Certains juges qui ont une propension frénétique, mais sélective, à emprisonner devraient se ressaisir et se demander à quoi servent ces incarcérations intempestives. Les deux Sénégalais les plus incarcérés sous ce régime, sont de par la volonté des populations, devenus depuis quelques mois députés, en plus l’un maire de la capitale. N’est-il pas arrivé ici et ailleurs que quelqu’un passe de la prison au palais présidentiel ? Le sens inverse aussi. Il est des emprisonnements dont on sort et parle la tête haute, parce que ne relevant pas de l’infamie.

Le journaliste Mamadou Oumar Ndiaye dans une intervention récente (Le Témoin, 8/11/2022) nous rafraîchit la mémoire sur son arrestation en 1989 à la suite d’un article écrit lors du conflit Sénégal – Mauritanie. Arrêté sur ordre du procureur, il dut sa libération à deux magistrats d’honneur Laity Kama et Maguette Diop. Des magistrats de cette trempe, insoumis, respectueux de leur serment sont légion dans l’appareil judiciaire sénégalais, faisant figure de majorité silencieuse, non nommés à des postes ‘’stratégiques’’. La justice ne peut pas être absente lorsqu’il s’agit de liberté d’expression.

Aucun régime ne peut museler les Sénégalais. Senghor, avec son régime de parti unique et d’Info unique (Dakar-Matin puis Le Soleil) pensait avoir tout verrouillé.
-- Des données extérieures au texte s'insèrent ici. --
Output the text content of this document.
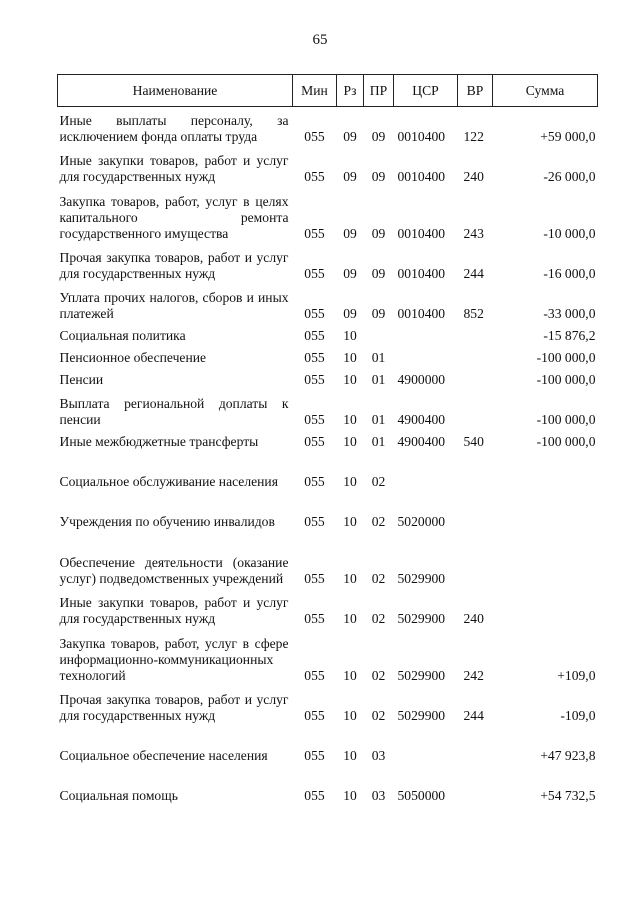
65
Наименование	Мин	Рз	ПР	ЦСР	ВР	Сумма

Иные выплаты персоналу, за исключением фонда оплаты труда	055	09	09	0010400	122	+59 000,0

Иные закупки товаров, работ и услуг для государственных нужд	055	09	09	0010400	240	-26 000,0

Закупка товаров, работ, услуг в целях капитального ремонта государственного имущества	055	09	09	0010400	243	-10 000,0

Прочая закупка товаров, работ и услуг для государственных нужд	055	09	09	0010400	244	-16 000,0

Уплата прочих налогов, сборов и иных платежей	055	09	09	0010400	852	-33 000,0

Социальная политика	055	10				-15 876,2

Пенсионное обеспечение	055	10	01			-100 000,0

Пенсии	055	10	01	4900000		-100 000,0

Выплата региональной доплаты к пенсии	055	10	01	4900400		-100 000,0

Иные межбюджетные трансферты	055	10	01	4900400	540	-100 000,0

Социальное обслуживание населения	055	10	02			

Учреждения по обучению инвалидов	055	10	02	5020000		

Обеспечение деятельности (оказание услуг) подведомственных учреждений	055	10	02	5029900		

Иные закупки товаров, работ и услуг для государственных нужд	055	10	02	5029900	240	

Закупка товаров, работ, услуг в сфере информационно-коммуникационных технологий	055	10	02	5029900	242	+109,0

Прочая закупка товаров, работ и услуг для государственных нужд	055	10	02	5029900	244	-109,0

Социальное обеспечение населения	055	10	03			+47 923,8

Социальная помощь	055	10	03	5050000		+54 732,5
Mais à son grand dam, des tracts circulaient régulièrement de mains en mains, révélant tout ce que faisait et cachait son gouvernement. Désabusé, il se résolut à ironiser sur ce qu’il appelait Radio Cancan, pour tenter de faire croire, mais en vain, que ce médiat de fortune ne débitait que des sornettes. Des lanceurs d’alerte proches de lui étaient passés par là, à son insu.

Le lancement d’alerte, qui va de pair avec la liberté d’expression, existe partout dans le monde, tapi dans toutes les structures des États. Un microcosme comme le Sénégal ne peut pas s’en affranchir.

Pape Alé Niang est de la race des grands journalistes d’investigation. Ce que le régime actuel ne lui pardonne pas, c’est d’avoir durant des années, révélé des crimes économiques impunis de membres du pouvoir, des directeurs bien-pensants ayant dépassé l’âge de la retraie maintenus à leurs postes, des vidéos de réécoute de propos de Macky Sall montrant qu’il a de terribles problèmes avec la parole donnée et ses accointances avec certains magistrats soumis, etc. Il est arrêté (kidnappé, ce qui est un crime), pour avoir diffusé un document dont on a du mal à trouver quelque rapport avec les accusations portées par le procureur.

Le document en question a l’allure d’un feuilleton dans lequel défilent différentes personnes (des officiers gendarmes). Mais tout ce remue-ménage tourne autour d’une toile de fond :  L’affaire de la « violée » du salon de massage. Le document dont l’authenticité n’est pas contestée, montre l’implication de hautes personnalités de l’État dans ce qui ne peut pas être une affaire privée entre un citoyen et une citoyenne. Jusque-là le public ne disposait que d’indices du complot d’État pour éliminer un opposant politique, compte tenu des agissements maladroits et visibles de petits politiciens du pouvoir envoyés au charbon. Il n’est plus besoin d’être grand clerc pour constater la preuve du complot d’État, aussi visible que le nez au milieu du visage.

Ce que le document met à nu c’est la substantifique moelle, terme que nous devons à l’écrivain du 16ème siècle François Rabelais. L’auteur du roman Gargantua donnait au lecteur une leçon de lecture d’un texte : par une lecture attentive et une méditation assidue, rompre l’os pour sucer la substantifique moelle. Ce qu’il appelle ‘’substantifique moelle’’, c’est la quintessence du texte, le noyau dur. Les anglophones l’appellent nitty gritty .

Pape Alé Niang une fois sorti de prison, devra tout de même faire preuve de reconnaissance en remerciant ce régime gaffeur et maladroit pour lui avoir rendu un hommage incommensurable : l’auréole du martyr. Avec une audience nationale et internationale assortie d’une désormais peu honorable réputation pour ses persécuteurs.